If you’re in your forties, or fast approaching this age, we have good news and bad news. The good news is that you are about to enter the most financially empowering decade of your life because according to PayScale.com, this is when you reach your peak earning potential. The bad news is that this is also the time when the competing financial priorities in your life can make it more difficult to keep your wealth planning under control. However, regardless of your situation, it is still possible to generate wealth in your forties in between paying off your bond, and paying for school fees, your car and the occasional family holiday. Here are six ways you can generate wealth in your forties:

  1. Keep debt to a minimum

    As you pass the 40-year mark, make it a priority to reduce debt and instead of adding to existing debt, rather focus on paying off debt with a higher interest rate than what you can commonly earn on an investment, like credit cards, personal loans, etc.

  2. Secure the children’s future

    A recent study by a leading Sunday newspaper found that tertiary education will cost as much as R470 000 by 2028. If you have not done so already, it is a good idea to begin saving for your children’s education – be it school fees or university tuition. (To save R470 000 in the next 12 years, you must invest of R1 470 per month, escalating at 5% per year, and earn a return of 9% per annum.)

  3. Save over and above retirement fund contributions

    Statistics show that if you save 15% of your gross income, you will likely have retirement funds that provide a post-retirement income of about 70% of your salary, provided you save for at least 40 years.
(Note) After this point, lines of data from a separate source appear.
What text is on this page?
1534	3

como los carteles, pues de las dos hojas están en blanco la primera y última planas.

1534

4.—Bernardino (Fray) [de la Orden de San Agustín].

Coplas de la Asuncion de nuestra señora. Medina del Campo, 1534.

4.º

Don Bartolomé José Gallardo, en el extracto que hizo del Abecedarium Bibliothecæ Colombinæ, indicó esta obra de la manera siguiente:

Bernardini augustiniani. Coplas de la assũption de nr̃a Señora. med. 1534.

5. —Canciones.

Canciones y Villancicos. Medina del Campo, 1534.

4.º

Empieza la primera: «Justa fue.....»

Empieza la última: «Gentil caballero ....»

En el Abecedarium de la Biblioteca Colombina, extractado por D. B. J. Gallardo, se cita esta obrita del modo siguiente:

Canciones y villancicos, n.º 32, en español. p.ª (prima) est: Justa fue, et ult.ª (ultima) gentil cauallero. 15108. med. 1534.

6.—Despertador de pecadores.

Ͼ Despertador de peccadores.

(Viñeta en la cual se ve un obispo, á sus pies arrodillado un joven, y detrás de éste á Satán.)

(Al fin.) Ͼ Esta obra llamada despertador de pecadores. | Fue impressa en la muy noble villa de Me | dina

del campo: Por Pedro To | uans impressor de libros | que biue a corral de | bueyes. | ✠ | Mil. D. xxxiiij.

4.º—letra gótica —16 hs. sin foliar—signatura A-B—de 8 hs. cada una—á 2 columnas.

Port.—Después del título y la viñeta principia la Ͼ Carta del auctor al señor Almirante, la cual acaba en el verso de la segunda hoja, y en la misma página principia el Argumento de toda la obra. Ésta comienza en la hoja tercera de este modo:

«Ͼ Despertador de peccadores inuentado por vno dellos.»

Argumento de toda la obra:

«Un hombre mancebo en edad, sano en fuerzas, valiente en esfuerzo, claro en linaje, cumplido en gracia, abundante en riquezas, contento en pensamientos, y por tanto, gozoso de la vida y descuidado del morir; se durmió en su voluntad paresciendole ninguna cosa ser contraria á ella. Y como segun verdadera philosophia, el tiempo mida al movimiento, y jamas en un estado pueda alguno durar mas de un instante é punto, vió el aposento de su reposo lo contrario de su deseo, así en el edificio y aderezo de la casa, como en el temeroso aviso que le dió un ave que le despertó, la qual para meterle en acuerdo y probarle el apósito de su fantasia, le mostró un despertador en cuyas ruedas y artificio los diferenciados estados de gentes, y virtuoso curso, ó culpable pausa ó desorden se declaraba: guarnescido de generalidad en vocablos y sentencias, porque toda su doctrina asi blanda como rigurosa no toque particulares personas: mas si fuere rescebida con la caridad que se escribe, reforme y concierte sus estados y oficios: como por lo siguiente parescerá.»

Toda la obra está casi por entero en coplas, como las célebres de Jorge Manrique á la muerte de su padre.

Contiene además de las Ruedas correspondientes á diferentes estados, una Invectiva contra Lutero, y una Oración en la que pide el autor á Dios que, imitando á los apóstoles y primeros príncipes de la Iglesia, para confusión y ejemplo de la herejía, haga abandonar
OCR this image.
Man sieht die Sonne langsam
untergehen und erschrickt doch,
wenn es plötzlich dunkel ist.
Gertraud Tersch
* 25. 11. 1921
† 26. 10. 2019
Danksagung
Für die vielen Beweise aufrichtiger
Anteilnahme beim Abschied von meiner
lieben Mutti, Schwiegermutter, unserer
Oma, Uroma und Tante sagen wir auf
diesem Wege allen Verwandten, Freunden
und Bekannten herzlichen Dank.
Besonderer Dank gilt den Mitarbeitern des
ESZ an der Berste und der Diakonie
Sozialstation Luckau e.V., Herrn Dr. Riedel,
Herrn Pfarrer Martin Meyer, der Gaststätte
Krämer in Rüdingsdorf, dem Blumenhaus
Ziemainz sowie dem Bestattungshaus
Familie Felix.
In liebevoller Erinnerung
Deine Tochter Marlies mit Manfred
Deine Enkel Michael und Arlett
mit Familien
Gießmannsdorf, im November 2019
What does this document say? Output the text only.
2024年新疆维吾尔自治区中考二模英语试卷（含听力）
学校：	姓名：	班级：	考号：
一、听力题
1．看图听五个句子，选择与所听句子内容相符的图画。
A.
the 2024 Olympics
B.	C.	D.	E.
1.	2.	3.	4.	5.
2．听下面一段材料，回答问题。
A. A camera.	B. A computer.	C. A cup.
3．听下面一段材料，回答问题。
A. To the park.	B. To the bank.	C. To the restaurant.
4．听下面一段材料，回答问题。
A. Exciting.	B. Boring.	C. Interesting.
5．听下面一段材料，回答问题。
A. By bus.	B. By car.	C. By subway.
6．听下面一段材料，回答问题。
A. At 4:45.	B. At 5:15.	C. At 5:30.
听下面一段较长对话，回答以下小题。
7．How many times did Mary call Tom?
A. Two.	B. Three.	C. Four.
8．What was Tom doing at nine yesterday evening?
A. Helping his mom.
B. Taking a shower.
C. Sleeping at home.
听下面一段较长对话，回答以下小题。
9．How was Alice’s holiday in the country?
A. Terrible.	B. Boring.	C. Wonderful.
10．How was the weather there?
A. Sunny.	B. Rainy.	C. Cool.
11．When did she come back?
With this in mind, it is advisable to top up your contributions to a retirement fund, especially if you’re in your forties and are just getting started, or if you want more than 70% of your income in retirement.

  4. Plan for the unexpected

    Life happens and very often we are not prepared for the curve balls it throws at us. These curve balls come in the shape of events like health emergencies, family crises, unexpected costs to repair a car, major household appliances or damage to a house. Therefore, it is essential to have an emergency fund to cover a financial shortfall when an unexpected expense crops up.
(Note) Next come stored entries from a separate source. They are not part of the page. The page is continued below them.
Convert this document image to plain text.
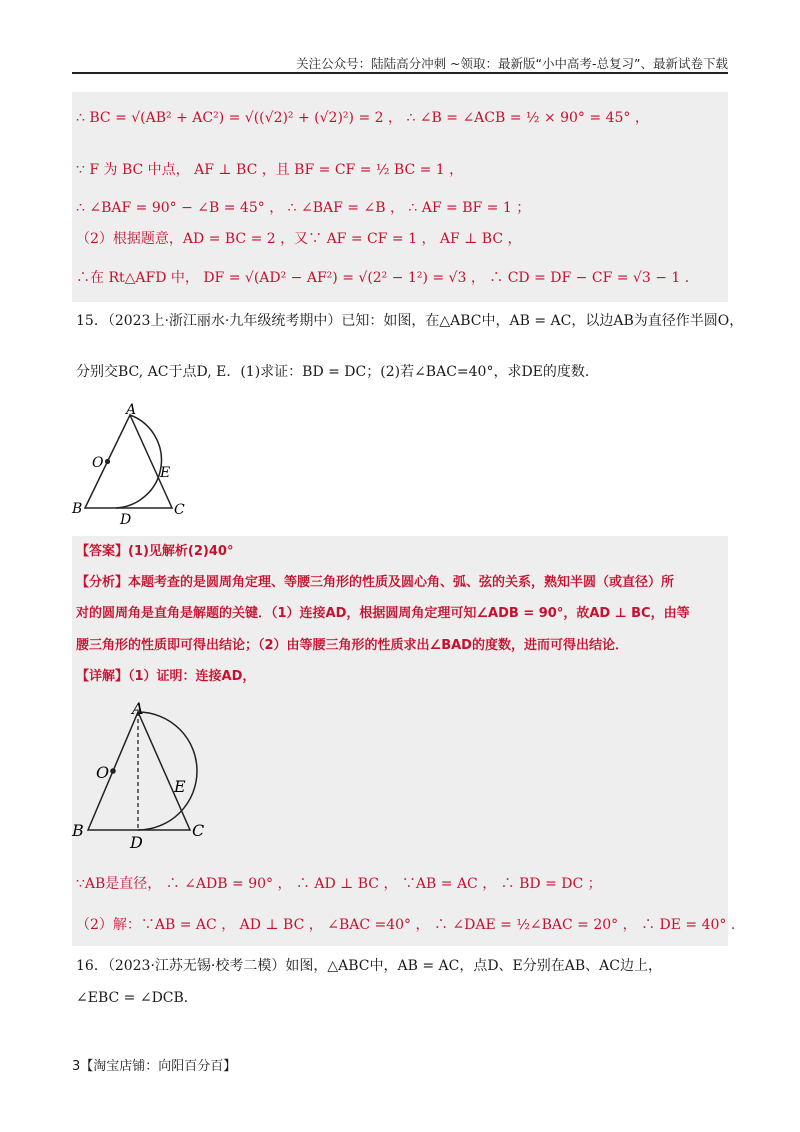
关注公众号：陆陆高分冲刺 ~领取：最新版“小中高考-总复习”、最新试卷下载
∴ BC = √(AB² + AC²) = √((√2)² + (√2)²) = 2 ， ∴ ∠B = ∠ACB = ½ × 90° = 45° ，
∵ F 为 BC 中点， AF ⊥ BC ，且 BF = CF = ½ BC = 1 ，
∴ ∠BAF = 90° − ∠B = 45° ， ∴ ∠BAF = ∠B ， ∴ AF = BF = 1 ；
（2）根据题意，AD = BC = 2 ，又∵ AF = CF = 1 ， AF ⊥ BC ，
∴在 Rt△AFD 中， DF = √(AD² − AF²) = √(2² − 1²) = √3 ， ∴ CD = DF − CF = √3 − 1 ．
15．（2023上·浙江丽水·九年级统考期中）已知：如图，在△ABC中，AB = AC，以边AB为直径作半圆O，
分别交BC, AC于点D, E．(1)求证：BD = DC；(2)若∠BAC=40°，求DE的度数．
A
O
E
B
D
C
【答案】(1)见解析(2)40°
【分析】本题考查的是圆周角定理、等腰三角形的性质及圆心角、弧、弦的关系，熟知半圆（或直径）所
对的圆周角是直角是解题的关键．（1）连接AD，根据圆周角定理可知∠ADB = 90°，故AD ⊥ BC，由等
腰三角形的性质即可得出结论；（2）由等腰三角形的性质求出∠BAD的度数，进而可得出结论．
【详解】（1）证明：连接AD，
A
O
E
B
D
C
∵AB是直径， ∴ ∠ADB = 90° ， ∴ AD ⊥ BC ， ∵AB = AC ， ∴ BD = DC ；
（2）解：∵AB = AC ， AD ⊥ BC ， ∠BAC =40° ， ∴ ∠DAE = ½∠BAC = 20° ， ∴ DE = 40° ．
16．（2023·江苏无锡·校考二模）如图，△ABC中，AB = AC，点D、E分别在AB、AC边上，
∠EBC = ∠DCB．
3【淘宝店铺：向阳百分百】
  5. Plan your tax affairs with profit in mind

    Very few of us relish the thought of paying taxes, and rather regard it as a necessary evil. However, while it is important to always comply with SARS’ rules and regulations, it is also important to make full use of the tax benefits legislation allows to encourage savings. It is therefore advisable to seek professional advice about what retirement fund best suits your individual needs.

  6. Align investments with life stage and risk profile

    While your risk appetite may be greater earlier in life, in your forties it’s crucial to make sure your investments are aligned with and adapted to suit your life stage and risk profile. Having said this, it is a good idea to ask for professional advice so that your investment portfolio will reserve sufficient capital in the run-up to retirement.
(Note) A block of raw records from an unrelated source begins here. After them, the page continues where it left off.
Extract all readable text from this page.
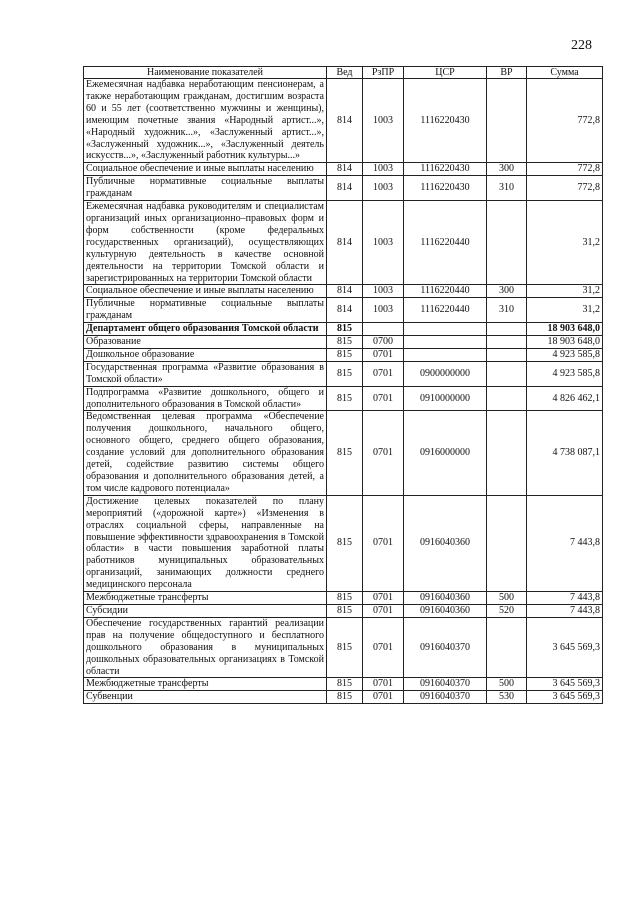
228
Наименование показателей	Вед	РзПР	ЦСР	ВР	Сумма
Ежемесячная надбавка неработающим пенсионерам, а также неработающим гражданам, достигшим возраста 60 и 55 лет (соответственно мужчины и женщины), имеющим почетные звания «Народный артист...», «Народный художник...», «Заслуженный артист...», «Заслуженный художник...», «Заслуженный деятель искусств...», «Заслуженный работник культуры...»	814	1003	1116220430		772,8
Социальное обеспечение и иные выплаты населению	814	1003	1116220430	300	772,8
Публичные нормативные социальные выплаты гражданам	814	1003	1116220430	310	772,8
Ежемесячная надбавка руководителям и специалистам организаций иных организационно–правовых форм и форм собственности (кроме федеральных государственных организаций), осуществляющих культурную деятельность в качестве основной деятельности на территории Томской области и зарегистрированных на территории Томской области	814	1003	1116220440		31,2
Социальное обеспечение и иные выплаты населению	814	1003	1116220440	300	31,2
Публичные нормативные социальные выплаты гражданам	814	1003	1116220440	310	31,2
Департамент общего образования Томской области	815				18 903 648,0
Образование	815	0700			18 903 648,0
Дошкольное образование	815	0701			4 923 585,8
Государственная программа «Развитие образования в Томской области»	815	0701	0900000000		4 923 585,8
Подпрограмма «Развитие дошкольного, общего и дополнительного образования в Томской области»	815	0701	0910000000		4 826 462,1
Ведомственная целевая программа «Обеспечение получения дошкольного, начального общего, основного общего, среднего общего образования, создание условий для дополнительного образования детей, содействие развитию системы общего образования и дополнительного образования детей, а том числе кадрового потенциала»	815	0701	0916000000		4 738 087,1
Достижение целевых показателей по плану мероприятий («дорожной карте») «Изменения в отраслях социальной сферы, направленные на повышение эффективности здравоохранения в Томской области» в части повышения заработной платы работников муниципальных образовательных организаций, занимающих должности среднего медицинского персонала	815	0701	0916040360		7 443,8
Межбюджетные трансферты	815	0701	0916040360	500	7 443,8
Субсидии	815	0701	0916040360	520	7 443,8
Обеспечение государственных гарантий реализации прав на получение общедоступного и бесплатного дошкольного образования в муниципальных дошкольных образовательных организациях в Томской области	815	0701	0916040370		3 645 569,3
Межбюджетные трансферты	815	0701	0916040370	500	3 645 569,3
Субвенции	815	0701	0916040370	530	3 645 569,3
At this point in our lives, we have twenty years of work behind us, and roughly twenty years of work ahead. However, you have time to harness the power of twenty years’ experience and knowledge to rectify any mistakes you may have made in the first twenty, and generate wealth in your forties.

And if you want to take wealth generation to level 2.0, also involve the family by keeping the lines of communication open and involving your family in your financial decisions. Educating your children about saving is arguably one of the most important ways to instil financial planning basics that will go on to ensure you preserve generational wealth.